As Russ points out, the orifices and clearances required to make an injector that small would put a pretty severe test on the fuel fitration system, to say the least.
Then, as any steam or IC engine modeler will tell you, fluids don't scale. . . the 'minor' condensation that happens in a steam pipe between the boiler and engine in a full size engine (say 6" bore) will cause knocking in a (1/4 scale) 1.5" bore and completely prevent a (1/8 scale, 0.75") bore engine of the same design from even rotating. And the smaller the engine, the larger the surface area is compared to the swept volume, increasing the condensation rate, and compounding the problem.
Going the opposite way, for a model diesel, the heat in the compressed air in a small cylinder is going to escape to the cooling medium (or even the piston and valves) much more readily than in a full-size engine-- Solutions are left to the reader.)
Similarly, in a model internal combustion engine, the fluids fight you; a droplet produced by a carb venturi or injector spray that would work exceedingly well for a full-size engine, might not even ignite, let alone burn completely, in the time and mean free path available in a model combustion chamber.
So even if you managed an injection pump in 1/8 scale, you would still need to atomize your fuel much finer than even the newtech high-pressure, common rail engines do. . . A tricky problem for a hobbyist.

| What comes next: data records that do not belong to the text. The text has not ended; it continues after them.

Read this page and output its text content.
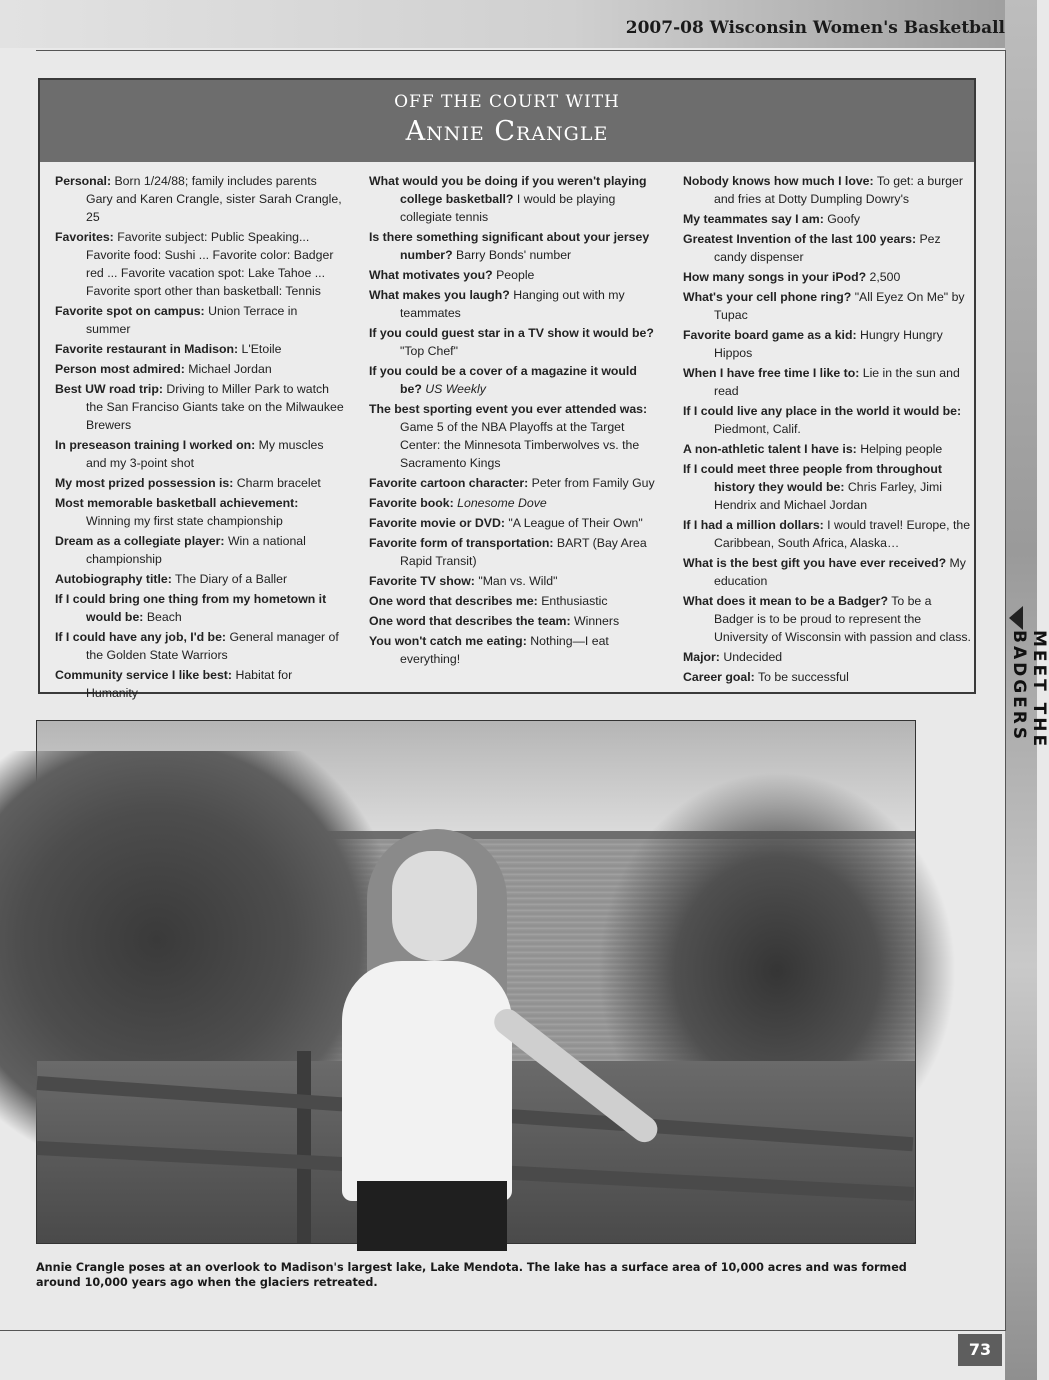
2007-08 Wisconsin Women's Basketball
OFF THE COURT WITH
Annie Crangle
Personal: Born 1/24/88; family includes parents Gary and Karen Crangle, sister Sarah Crangle, 25
Favorites: Favorite subject: Public Speaking... Favorite food: Sushi ... Favorite color: Badger red ... Favorite vacation spot: Lake Tahoe ... Favorite sport other than basketball: Tennis
Favorite spot on campus: Union Terrace in summer
Favorite restaurant in Madison: L'Etoile
Person most admired: Michael Jordan
Best UW road trip: Driving to Miller Park to watch the San Franciso Giants take on the Milwaukee Brewers
In preseason training I worked on: My muscles and my 3-point shot
My most prized possession is: Charm bracelet
Most memorable basketball achievement: Winning my first state championship
Dream as a collegiate player: Win a national championship
Autobiography title: The Diary of a Baller
If I could bring one thing from my hometown it would be: Beach
If I could have any job, I'd be: General manager of the Golden State Warriors
Community service I like best: Habitat for Humanity
What would you be doing if you weren't playing college basketball? I would be playing collegiate tennis
Is there something significant about your jersey number? Barry Bonds' number
What motivates you? People
What makes you laugh? Hanging out with my teammates
If you could guest star in a TV show it would be? "Top Chef"
If you could be a cover of a magazine it would be? US Weekly
The best sporting event you ever attended was: Game 5 of the NBA Playoffs at the Target Center: the Minnesota Timberwolves vs. the Sacramento Kings
Favorite cartoon character: Peter from Family Guy
Favorite book: Lonesome Dove
Favorite movie or DVD: "A League of Their Own"
Favorite form of transportation: BART (Bay Area Rapid Transit)
Favorite TV show: "Man vs. Wild"
One word that describes me: Enthusiastic
One word that describes the team: Winners
You won't catch me eating: Nothing—I eat everything!
Nobody knows how much I love: To get: a burger and fries at Dotty Dumpling Dowry's
My teammates say I am: Goofy
Greatest Invention of the last 100 years: Pez candy dispenser
How many songs in your iPod? 2,500
What's your cell phone ring? "All Eyez On Me" by Tupac
Favorite board game as a kid: Hungry Hungry Hippos
When I have free time I like to: Lie in the sun and read
If I could live any place in the world it would be: Piedmont, Calif.
A non-athletic talent I have is: Helping people
If I could meet three people from throughout history they would be: Chris Farley, Jimi Hendrix and Michael Jordan
If I had a million dollars: I would travel! Europe, the Caribbean, South Africa, Alaska…
What is the best gift you have ever received? My education
What does it mean to be a Badger? To be a Badger is to be proud to represent the University of Wisconsin with passion and class.
Major: Undecided
Career goal: To be successful
Annie Crangle poses at an overlook to Madison's largest lake, Lake Mendota. The lake has a surface area of 10,000 acres and was formed around 10,000 years ago when the glaciers retreated.
MEET THE BADGERS
73
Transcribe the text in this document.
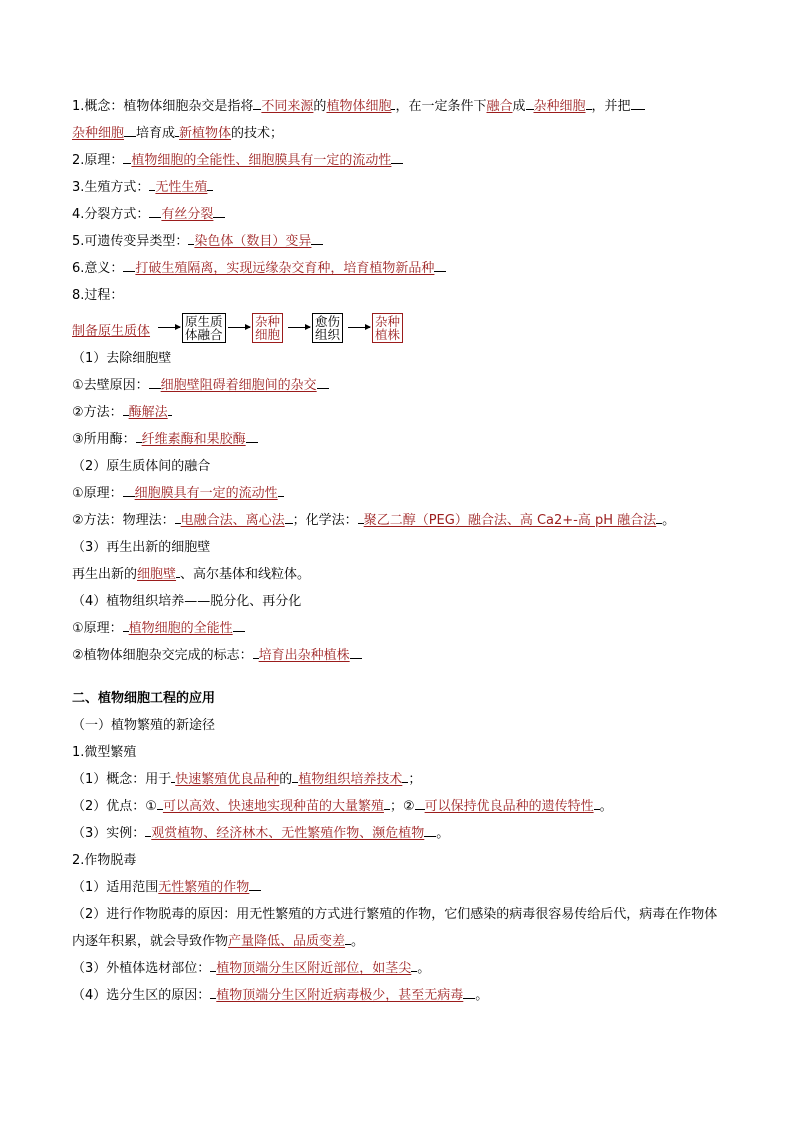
1.概念：植物体细胞杂交是指将 不同来源的植物体细胞 ，在一定条件下融合成 杂种细胞 ，并把
杂种细胞 培育成 新植物体的技术；
2.原理： 植物细胞的全能性、细胞膜具有一定的流动性
3.生殖方式： 无性生殖
4.分裂方式： 有丝分裂
5.可遗传变异类型： 染色体（数目）变异
6.意义： 打破生殖隔离，实现远缘杂交育种，培育植物新品种
8.过程：
制备原生质体
原生质
体融合
杂种
细胞
愈伤
组织
杂种
植株
（1）去除细胞壁
①去壁原因： 细胞壁阻碍着细胞间的杂交
②方法： 酶解法
③所用酶： 纤维素酶和果胶酶
（2）原生质体间的融合
①原理： 细胞膜具有一定的流动性
②方法：物理法： 电融合法、离心法 ；化学法： 聚乙二醇（PEG）融合法、高 Ca2+-高 pH 融合法 。
（3）再生出新的细胞壁
再生出新的细胞壁 、高尔基体和线粒体。
（4）植物组织培养——脱分化、再分化
①原理： 植物细胞的全能性
②植物体细胞杂交完成的标志： 培育出杂种植株
二、植物细胞工程的应用
（一）植物繁殖的新途径
1.微型繁殖
（1）概念：用于 快速繁殖优良品种的 植物组织培养技术 ；
（2）优点：① 可以高效、快速地实现种苗的大量繁殖 ；② 可以保持优良品种的遗传特性 。
（3）实例： 观赏植物、经济林木、无性繁殖作物、濒危植物 。
2.作物脱毒
（1）适用范围无性繁殖的作物
（2）进行作物脱毒的原因：用无性繁殖的方式进行繁殖的作物，它们感染的病毒很容易传给后代，病毒在作物体内逐年积累，就会导致作物产量降低、品质变差 。
（3）外植体选材部位： 植物顶端分生区附近部位，如茎尖 。
（4）选分生区的原因： 植物顶端分生区附近病毒极少，甚至无病毒 。
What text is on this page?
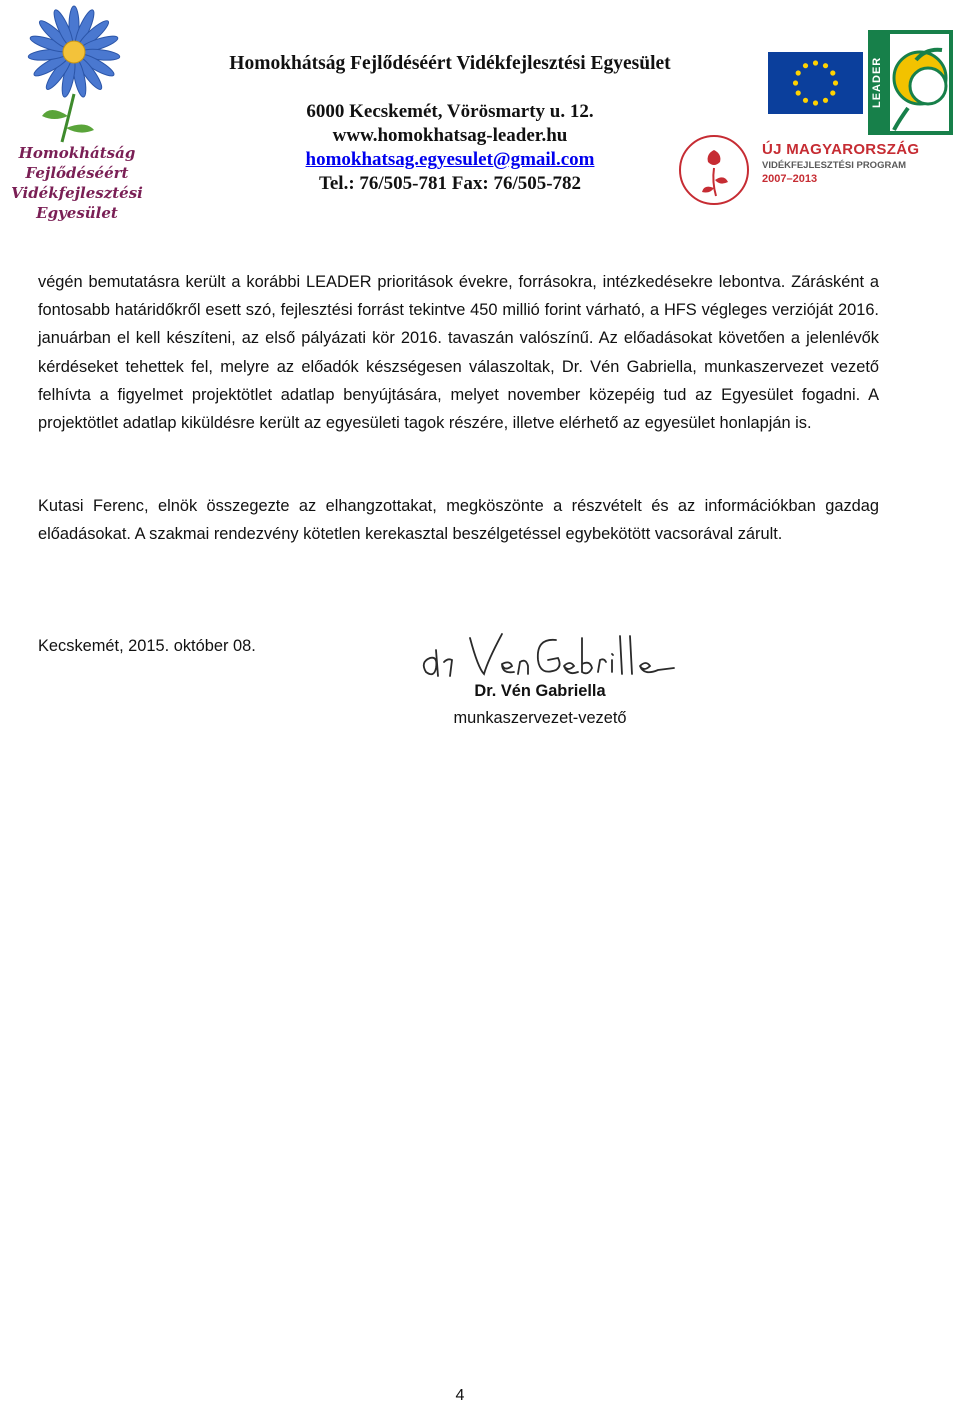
Homokhátság
Fejlődéséért
Vidékfejlesztési
Egyesület

Homokhátság Fejlődéséért Vidékfejlesztési Egyesület

6000 Kecskemét, Vörösmarty u. 12.

www.homokhatsag-leader.hu

homokhatsag.egyesulet@gmail.com

Tel.: 76/505-781 Fax: 76/505-782

LEADER
ÚJ MAGYARORSZÁG
VIDÉKFEJLESZTÉSI PROGRAM
2007–2013

végén bemutatásra került a korábbi LEADER prioritások évekre, forrásokra, intézkedésekre lebontva. Zárásként a fontosabb határidőkről esett szó, fejlesztési forrást tekintve 450 millió forint várható, a HFS végleges verzióját 2016. januárban el kell készíteni, az első pályázati kör 2016. tavaszán valószínű. Az előadásokat követően a jelenlévők kérdéseket tehettek fel, melyre az előadók készségesen válaszoltak, Dr. Vén Gabriella, munkaszervezet vezető felhívta a figyelmet projektötlet adatlap benyújtására, melyet november közepéig tud az Egyesület fogadni. A projektötlet adatlap kiküldésre került az egyesületi tagok részére, illetve elérhető az egyesület honlapján is.

Kutasi Ferenc, elnök összegezte az elhangzottakat, megköszönte a részvételt és az információkban gazdag előadásokat. A szakmai rendezvény kötetlen kerekasztal beszélgetéssel egybekötött vacsorával zárult.

Kecskemét, 2015. október 08.

Dr. Vén Gabriella

munkaszervezet-vezető

4
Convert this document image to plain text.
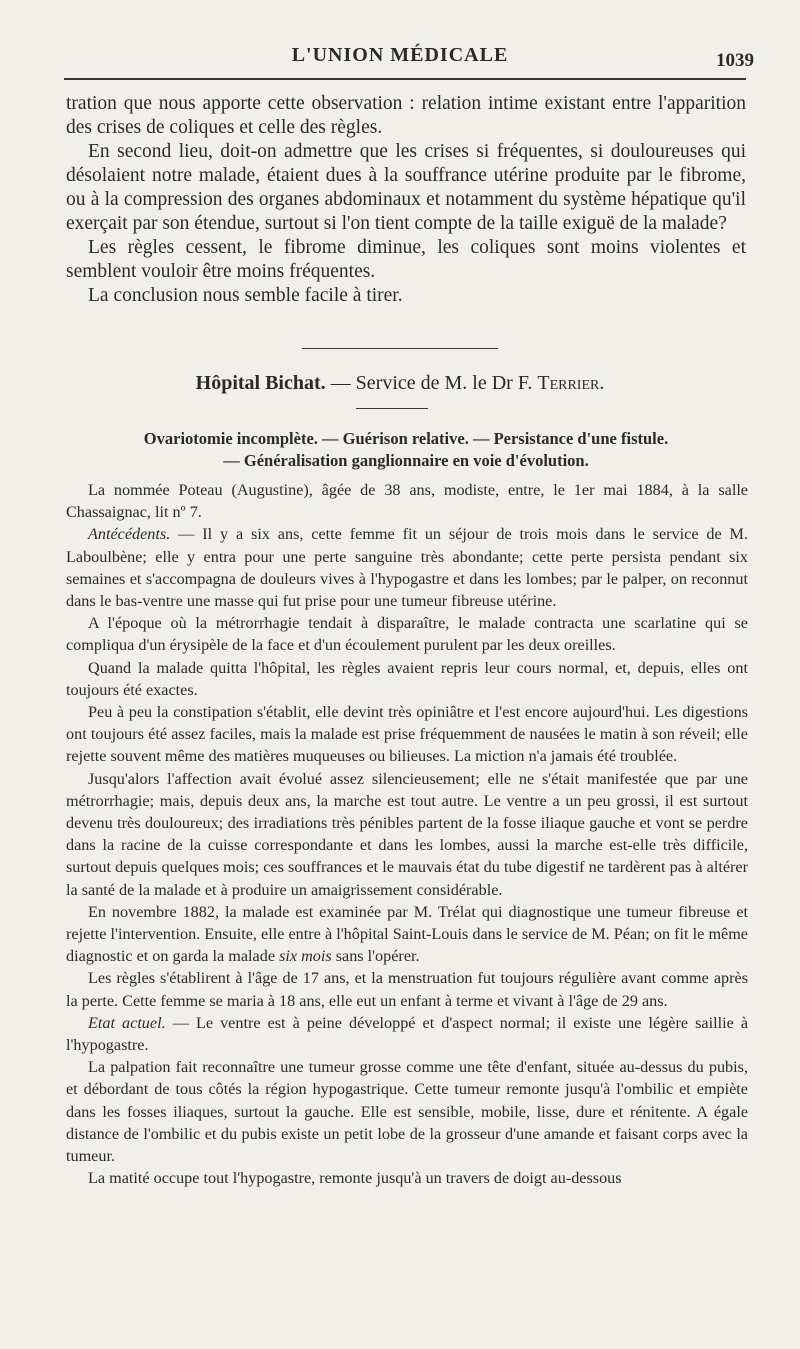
L'UNION MÉDICALE	1039

tration que nous apporte cette observation : relation intime existant entre l'apparition des crises de coliques et celle des règles.

En second lieu, doit-on admettre que les crises si fréquentes, si douloureuses qui désolaient notre malade, étaient dues à la souffrance utérine produite par le fibrome, ou à la compression des organes abdominaux et notamment du système hépatique qu'il exerçait par son étendue, surtout si l'on tient compte de la taille exiguë de la malade?

Les règles cessent, le fibrome diminue, les coliques sont moins violentes et semblent vouloir être moins fréquentes.

La conclusion nous semble facile à tirer.

Hôpital Bichat. — Service de M. le Dr F. Terrier.
Ovariotomie incomplète. — Guérison relative. — Persistance d'une fistule.
— Généralisation ganglionnaire en voie d'évolution.

La nommée Poteau (Augustine), âgée de 38 ans, modiste, entre, le 1er mai 1884, à la salle Chassaignac, lit nº 7.

Antécédents. — Il y a six ans, cette femme fit un séjour de trois mois dans le service de M. Laboulbène; elle y entra pour une perte sanguine très abondante; cette perte persista pendant six semaines et s'accompagna de douleurs vives à l'hypogastre et dans les lombes; par le palper, on reconnut dans le bas-ventre une masse qui fut prise pour une tumeur fibreuse utérine.

A l'époque où la métrorrhagie tendait à disparaître, le malade contracta une scarlatine qui se compliqua d'un érysipèle de la face et d'un écoulement purulent par les deux oreilles.

Quand la malade quitta l'hôpital, les règles avaient repris leur cours normal, et, depuis, elles ont toujours été exactes.

Peu à peu la constipation s'établit, elle devint très opiniâtre et l'est encore aujourd'hui. Les digestions ont toujours été assez faciles, mais la malade est prise fréquemment de nausées le matin à son réveil; elle rejette souvent même des matières muqueuses ou bilieuses. La miction n'a jamais été troublée.

Jusqu'alors l'affection avait évolué assez silencieusement; elle ne s'était manifestée que par une métrorrhagie; mais, depuis deux ans, la marche est tout autre. Le ventre a un peu grossi, il est surtout devenu très douloureux; des irradiations très pénibles partent de la fosse iliaque gauche et vont se perdre dans la racine de la cuisse correspondante et dans les lombes, aussi la marche est-elle très difficile, surtout depuis quelques mois; ces souffrances et le mauvais état du tube digestif ne tardèrent pas à altérer la santé de la malade et à produire un amaigrissement considérable.

En novembre 1882, la malade est examinée par M. Trélat qui diagnostique une tumeur fibreuse et rejette l'intervention. Ensuite, elle entre à l'hôpital Saint-Louis dans le service de M. Péan; on fit le même diagnostic et on garda la malade six mois sans l'opérer.

Les règles s'établirent à l'âge de 17 ans, et la menstruation fut toujours régulière avant comme après la perte. Cette femme se maria à 18 ans, elle eut un enfant à terme et vivant à l'âge de 29 ans.

Etat actuel. — Le ventre est à peine développé et d'aspect normal; il existe une légère saillie à l'hypogastre.

La palpation fait reconnaître une tumeur grosse comme une tête d'enfant, située au-dessus du pubis, et débordant de tous côtés la région hypogastrique. Cette tumeur remonte jusqu'à l'ombilic et empiète dans les fosses iliaques, surtout la gauche. Elle est sensible, mobile, lisse, dure et rénitente. A égale distance de l'ombilic et du pubis existe un petit lobe de la grosseur d'une amande et faisant corps avec la tumeur.

La matité occupe tout l'hypogastre, remonte jusqu'à un travers de doigt au-dessous
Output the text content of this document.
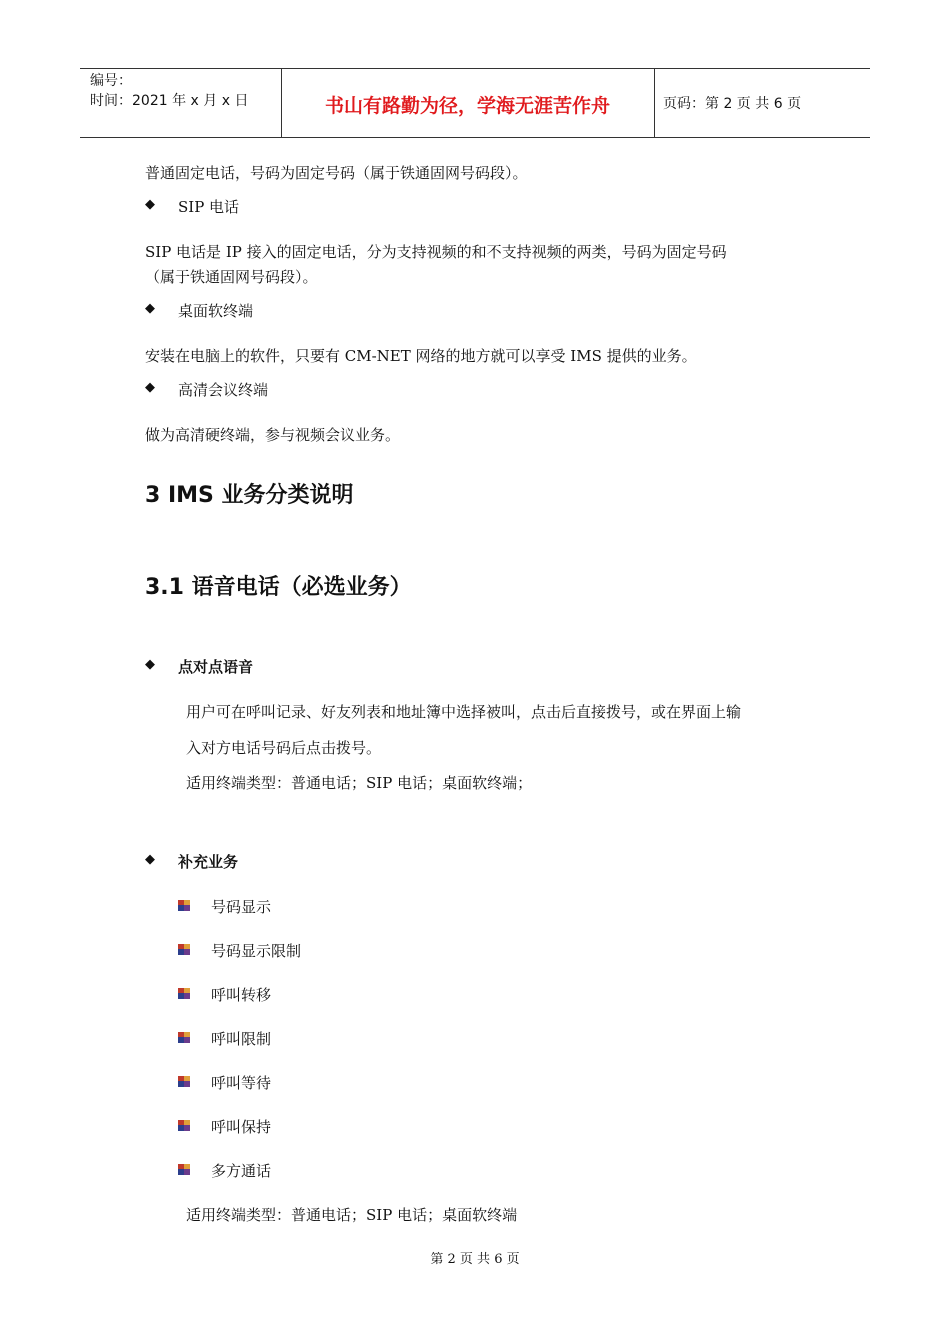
编号：
时间：2021 年 x 月 x 日	书山有路勤为径，学海无涯苦作舟	页码：第 2 页 共 6 页
普通固定电话，号码为固定号码（属于铁通固网号码段）。
◆ SIP 电话
SIP 电话是 IP 接入的固定电话，分为支持视频的和不支持视频的两类，号码为固定号码
（属于铁通固网号码段）。
◆ 桌面软终端
安装在电脑上的软件，只要有 CM-NET 网络的地方就可以享受 IMS 提供的业务。
◆ 高清会议终端
做为高清硬终端，参与视频会议业务。
3 IMS 业务分类说明
3.1 语音电话（必选业务）
◆ 点对点语音
用户可在呼叫记录、好友列表和地址簿中选择被叫，点击后直接拨号，或在界面上输
入对方电话号码后点击拨号。
适用终端类型：普通电话；SIP 电话；桌面软终端；
◆ 补充业务
号码显示
号码显示限制
呼叫转移
呼叫限制
呼叫等待
呼叫保持
多方通话
适用终端类型：普通电话；SIP 电话；桌面软终端
第 2 页 共 6 页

(And that injection pump and injector? not as easy as you might think in any scale- A retired Caterpillar engineer tells me that the injectors from the 50s and 60s had critical dimensions with clearances in the 0.000x" range and tolerances in the 0.0000x" range (I don't even wanna guess what the numbers are like now). Now scale that down by a factor of, oh, say, 10, and you're trying to machine (on hobby equipment!) multiple parts fit each other within millionths of an inch. . . . Yeah, Ok, we're talking a model here; it doesn't have to last 10khours between major overhauls, doesn't have to meet EPA or market-driven fuel efficiency and pollution targets. . . it still has to run reliably enough, long enough, to get a video of and show off to your friends. . . so you've still got to get those clearances pretty close to right.)
I don't recall any true diesels (those with injection pumps) below about the 300CC/ 15 CID level- your Davis diesels and other compression-ignition engines are more in the line of semi-diesels or hot-bulb(hot-surface) engines that mix air and fuel before compression.
(which is not to say that it hasn't been done; just that it's not commonplace)
However, there are a number of operable, multi-cylinder, 4-cycle, spark ignition gasoline engines with bores and strokes of 1/4" and less out there. We're talking about radial engines with that would easily fit and operate inside a coffee mug.
So you might find that a model spark ignition is far easier than an injector pump; even if the coils and such don't scale any better than the fluids.